Джимми разозлился, его толстые щёки побледнели:
– Не напоминай мне про Генины суеверия! И не вздумай рассказать Бэбифейсу какую-нибудь историю про Иисуса, ты всё испортишь! Индейцы ведь и колдовать могут! Они ещё превратят тебя в вырезку из бизона! Вот тебе ключ от нашей новой квартиры, поезжай туда и будь индейцем! Завтра мы устроим переезд!
Значит, новый угол оказался правдой! Сумасшедший краснокожий Бэбифейс действительно предложил моему дяде переехать в его маленький дом в индейском квартале. На первом этаже там были две свободные комнаты; как он сказал, в них уже давно никто не жил. Всего за пятьсот долларов в месяц мы могли их занять. Я подумал: ничего, уж лучше с толстяком и дураком под одной крышей, чем под открытым небом.
Из нашей квартиры нам пришлось перевозить не так уж много: только музыкальные инструменты, боксы Джимми для стереоустановок и сами стереоустановки, потом телевизор, мои пластинки и старые альбомы с фотографиями. Поскольку у нас больше не было машины, нам пришлось перевозить вещи на автобусе.
– Никого не подпущу к моему телеку! Сам его понесу! – заявил дядя.
Мне доверили члена нашей музыкальной группы мистера Ямаху. Ну, уж с ним-то я как-нибудь управлюсь, подумал я, но вот как этот маленький толстяк взгромоздит себе на горб огромный телевизор?
Джимми прижал телевизор к своему животу и сказал:
– Осторожно! Дорогу! Я иду!
– Дядя, тебя же совсем не видно!
Мы направились к остановке автобуса, и я выполнял роль собаки-поводыря для слепого.

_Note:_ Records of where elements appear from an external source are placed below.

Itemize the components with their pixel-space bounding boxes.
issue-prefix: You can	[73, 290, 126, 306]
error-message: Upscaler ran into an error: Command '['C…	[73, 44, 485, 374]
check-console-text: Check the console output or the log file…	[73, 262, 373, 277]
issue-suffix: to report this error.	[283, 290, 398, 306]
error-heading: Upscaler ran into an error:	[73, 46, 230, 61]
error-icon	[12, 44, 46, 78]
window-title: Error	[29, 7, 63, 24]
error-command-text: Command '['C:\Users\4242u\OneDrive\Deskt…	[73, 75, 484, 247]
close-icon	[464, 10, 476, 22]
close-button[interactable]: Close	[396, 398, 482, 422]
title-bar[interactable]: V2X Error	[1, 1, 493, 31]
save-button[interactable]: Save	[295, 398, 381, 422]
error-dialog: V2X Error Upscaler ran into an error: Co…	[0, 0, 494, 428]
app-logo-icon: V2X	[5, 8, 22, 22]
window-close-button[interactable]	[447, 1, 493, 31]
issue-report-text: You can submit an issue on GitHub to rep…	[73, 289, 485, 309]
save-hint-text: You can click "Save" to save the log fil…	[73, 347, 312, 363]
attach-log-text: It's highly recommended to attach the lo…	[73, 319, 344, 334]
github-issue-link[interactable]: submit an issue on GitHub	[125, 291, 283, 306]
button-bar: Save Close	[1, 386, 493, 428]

Когда мы появились с первой партией груза у Бэбифейса, он попытался руководить нашим передвижением по саду перед домом. Тут я увидел двух странных животных: карликового пони и собаку, которые по форме и по цвету почти не отличались – два пепельно-серых косматых существа. Они радостно бросились навстречу Джимми, и я уже видел наш телевизор разбитым на тысячу осколков. Дядя, столкнувшись с пони и получив мощный удар сбоку, приземлился на задницу, но крепко удержал свой груз в руках и воскликнул:
– Ах ты, негодная шавка! Неужели не видишь, что я тяжелогружёный!
Бэбифейс сказал:
– Это не собака – это пони, его зовут Крези Хоре, он валлийской горной породы, очень благородных кровей!
– А нельзя ли запрячь этого мустанга на один рейс? – спросил Джимми.
– Об этом не может быть и речи! – сказал Бэбифейс. – Он же не мул! Уж лучше я сам поеду за вашим барахлом на своей машине!